“Psalms of Dub,” originally “Not Responsible” by Carlton Patterson and Leroy Brown, is rumored to the be the first dub track King Tubby, founder of dub music, ever released in 1971.
Dub is created by rearranging original studio tracks of a recording and delicately applying ambiance and variation through EQ, volume, and general dynamics. The first dub records were primitive versions of what we now know as the remix.
Interestingly enough, the dub process was not discovered through rigorous experimentation or mad-scientist studio alchemy. It was an accident.

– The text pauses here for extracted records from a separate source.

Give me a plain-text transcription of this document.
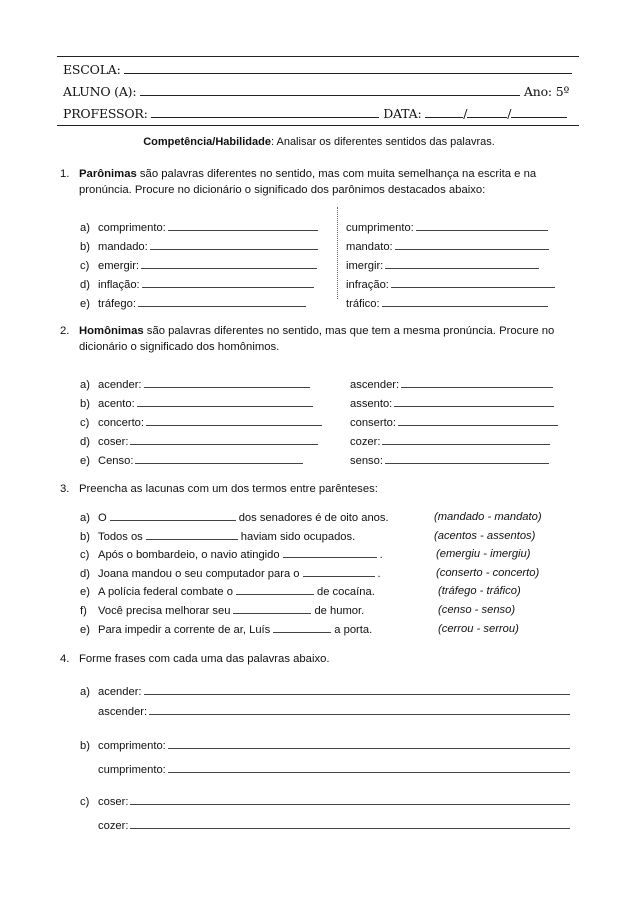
ESCOLA:
ALUNO (A):	Ano: 5º
PROFESSOR:	DATA:	/	/
Competência/Habilidade: Analisar os diferentes sentidos das palavras.
1. Parônimas são palavras diferentes no sentido, mas com muita semelhança na escrita e na pronúncia. Procure no dicionário o significado dos parônimos destacados abaixo:
a) comprimento:	cumprimento:
b) mandado:	mandato:
c) emergir:	imergir:
d) inflação:	infração:
e) tráfego:	tráfico:
2. Homônimas são palavras diferentes no sentido, mas que tem a mesma pronúncia. Procure no dicionário o significado dos homônimos.
a) acender:	ascender:
b) acento:	assento:
c) concerto:	conserto:
d) coser:	cozer:
e) Censo:	senso:
3. Preencha as lacunas com um dos termos entre parênteses:
a) O	dos senadores é de oito anos.	(mandado - mandato)
b) Todos os	haviam sido ocupados.	(acentos - assentos)
c) Após o bombardeio, o navio atingido	.	(emergiu - imergiu)
d) Joana mandou o seu computador para o	.	(conserto - concerto)
e) A polícia federal combate o	de cocaína.	(tráfego - tráfico)
f) Você precisa melhorar seu	de humor.	(censo - senso)
e) Para impedir a corrente de ar, Luís	a porta.	(cerrou - serrou)
4. Forme frases com cada uma das palavras abaixo.
a) acender:
ascender:
b) comprimento:
cumprimento:
c) coser:
cozer:
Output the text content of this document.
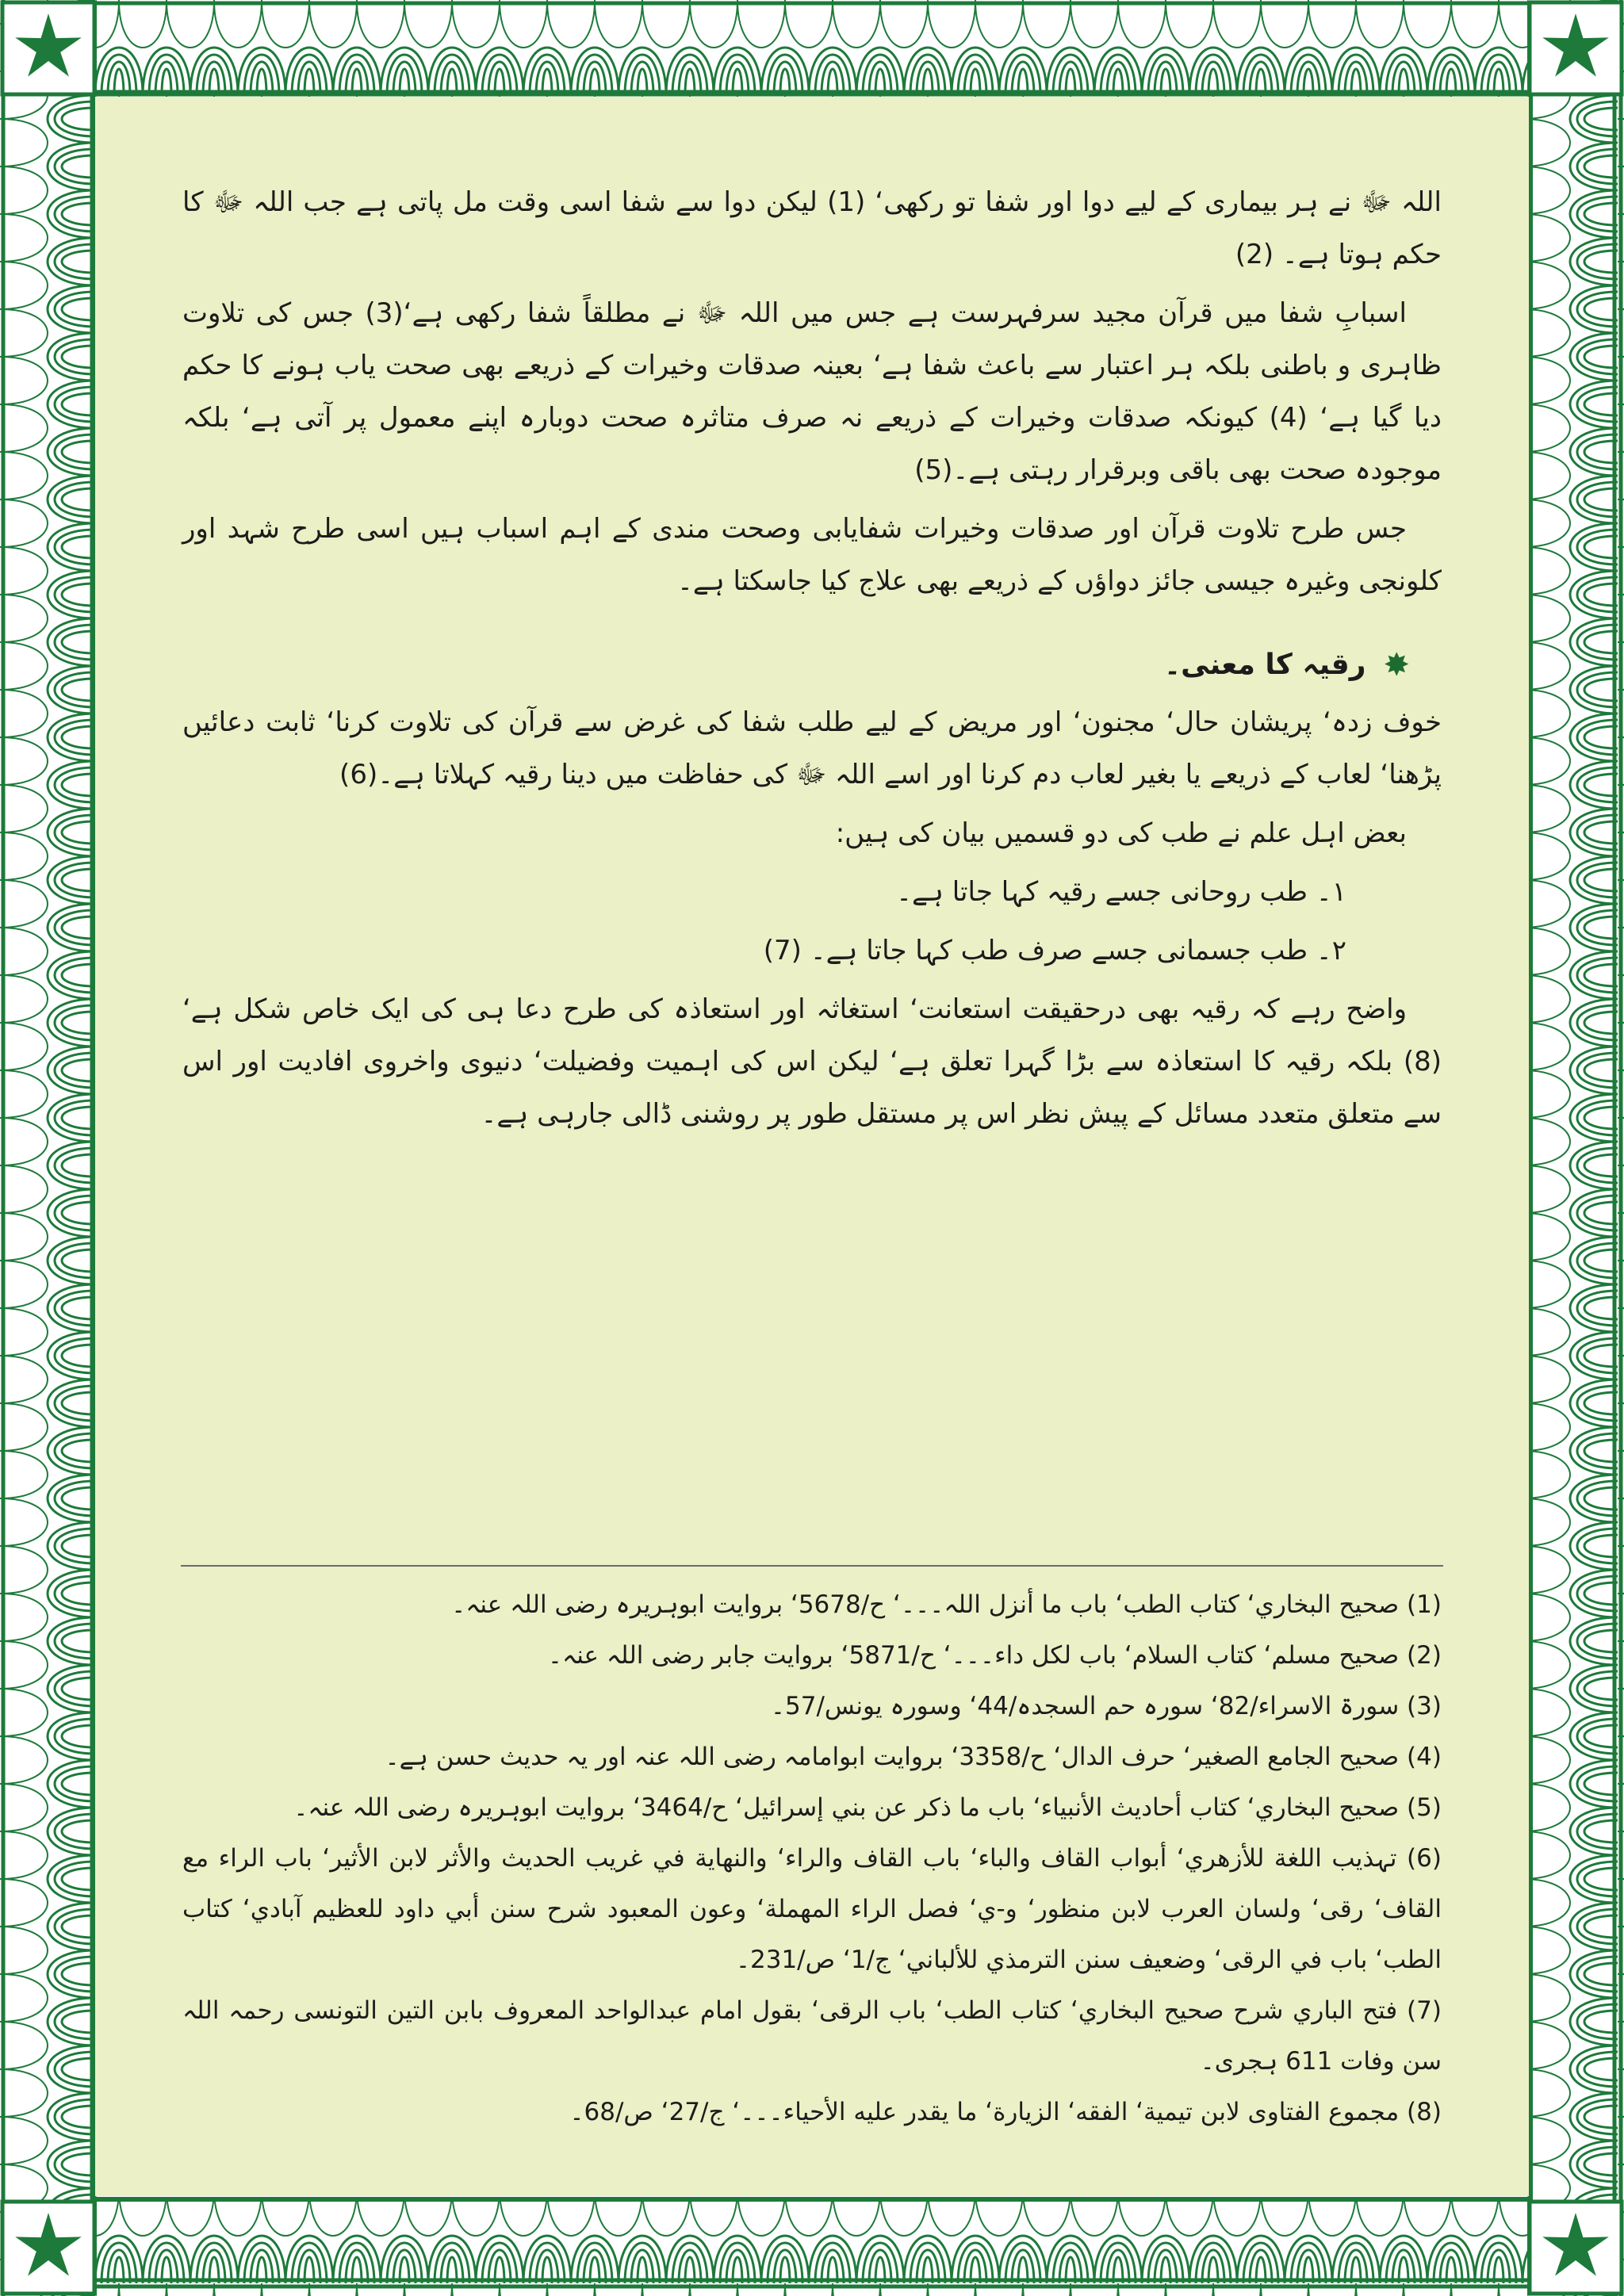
اللہ ﷻ نے ہر بیماری کے لیے دوا اور شفا تو رکھی‘ (1) لیکن دوا سے شفا اسی وقت مل پاتی ہے جب اللہ ﷻ کا حکم ہوتا ہے۔ (2)

اسبابِ شفا میں قرآن مجید سرفہرست ہے جس میں اللہ ﷻ نے مطلقاً شفا رکھی ہے‘(3) جس کی تلاوت ظاہری و باطنی بلکہ ہر اعتبار سے باعث شفا ہے‘ بعینہ صدقات وخیرات کے ذریعے بھی صحت یاب ہونے کا حکم دیا گیا ہے‘ (4) کیونکہ صدقات وخیرات کے ذریعے نہ صرف متاثرہ صحت دوبارہ اپنے معمول پر آتی ہے‘ بلکہ موجودہ صحت بھی باقی وبرقرار رہتی ہے۔(5)

جس طرح تلاوت قرآن اور صدقات وخیرات شفایابی وصحت مندی کے اہم اسباب ہیں اسی طرح شہد اور کلونجی وغیرہ جیسی جائز دواؤں کے ذریعے بھی علاج کیا جاسکتا ہے۔

✸
رقیہ کا معنی۔

خوف زدہ‘ پریشان حال‘ مجنون‘ اور مریض کے لیے طلب شفا کی غرض سے قرآن کی تلاوت کرنا‘ ثابت دعائیں پڑھنا‘ لعاب کے ذریعے یا بغیر لعاب دم کرنا اور اسے اللہ ﷻ کی حفاظت میں دینا رقیہ کہلاتا ہے۔(6)

بعض اہل علم نے طب کی دو قسمیں بیان کی ہیں:

۱۔ طب روحانی جسے رقیہ کہا جاتا ہے۔

۲۔ طب جسمانی جسے صرف طب کہا جاتا ہے۔ (7)

واضح رہے کہ رقیہ بھی درحقیقت استعانت‘ استغاثہ اور استعاذہ کی طرح دعا ہی کی ایک خاص شکل ہے‘ (8) بلکہ رقیہ کا استعاذہ سے بڑا گہرا تعلق ہے‘ لیکن اس کی اہمیت وفضیلت‘ دنیوی واخروی افادیت اور اس سے متعلق متعدد مسائل کے پیش نظر اس پر مستقل طور پر روشنی ڈالی جارہی ہے۔

(1) صحیح البخاري‘ کتاب الطب‘ باب ما أنزل اللہ۔۔۔‘ ح/5678‘ بروایت ابوہریرہ رضی اللہ عنہ۔

(2) صحیح مسلم‘ کتاب السلام‘ باب لکل داء۔۔۔‘ ح/5871‘ بروایت جابر رضی اللہ عنہ۔

(3) سورۃ الاسراء/82‘ سورہ حم السجدہ/44‘ وسورہ یونس/57۔

(4) صحیح الجامع الصغیر‘ حرف الدال‘ ح/3358‘ بروایت ابوامامہ رضی اللہ عنہ اور یہ حدیث حسن ہے۔

(5) صحیح البخاري‘ کتاب أحادیث الأنبیاء‘ باب ما ذکر عن بني إسرائیل‘ ح/3464‘ بروایت ابوہریرہ رضی اللہ عنہ۔

(6) تہذیب اللغة للأزهري‘ أبواب القاف والباء‘ باب القاف والراء‘ والنهایة في غریب الحدیث والأثر لابن الأثیر‘ باب الراء مع القاف‘ رقی‘ ولسان العرب لابن منظور‘ و-ي‘ فصل الراء المهملة‘ وعون المعبود شرح سنن أبي داود للعظیم آبادي‘ کتاب الطب‘ باب في الرقی‘ وضعیف سنن الترمذي للألباني‘ ج/1‘ ص/231۔

(7) فتح الباري شرح صحیح البخاري‘ کتاب الطب‘ باب الرقی‘ بقول امام عبدالواحد المعروف بابن التین التونسی رحمہ اللہ سن وفات 611 ہجری۔

(8) مجموع الفتاوی لابن تیمیة‘ الفقه‘ الزیارة‘ ما یقدر علیه الأحیاء۔۔۔‘ ج/27‘ ص/68۔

Rumors claim that while working for Duke Reid as a studio engineer, Tubby inadvertently excluded fragments of the vocal track during a song’s final mix. Instead of fixing the error, Tubby and Reid capitalized on the mistake, cutting apart the original tracks and giving them the so-called “dub” treatment – a postmodern deconstruction of the original track via sudden drop-outs, volume fluctuations, and layers of effects to shift the silence. Jamaica’s singers were soon buried within cascades of echo and reverb, reduced to specters and shadows within this restructuring of Jamaican popular music.
These “versions,” as they were known, were an immediate success in both the dancehall and the record store. Tubby’s legacy, the modern remix, remains a staple of popular music to this very day.
But let us not forget that the process began with a mistake. King Tubby did not endeavor to remix. By following the inspiration catalyzed by his mistake, the engineer revolutionized the role of the recording studio in popular music, creating a format that continues to ensnare both imagination and profit nearly half a century later.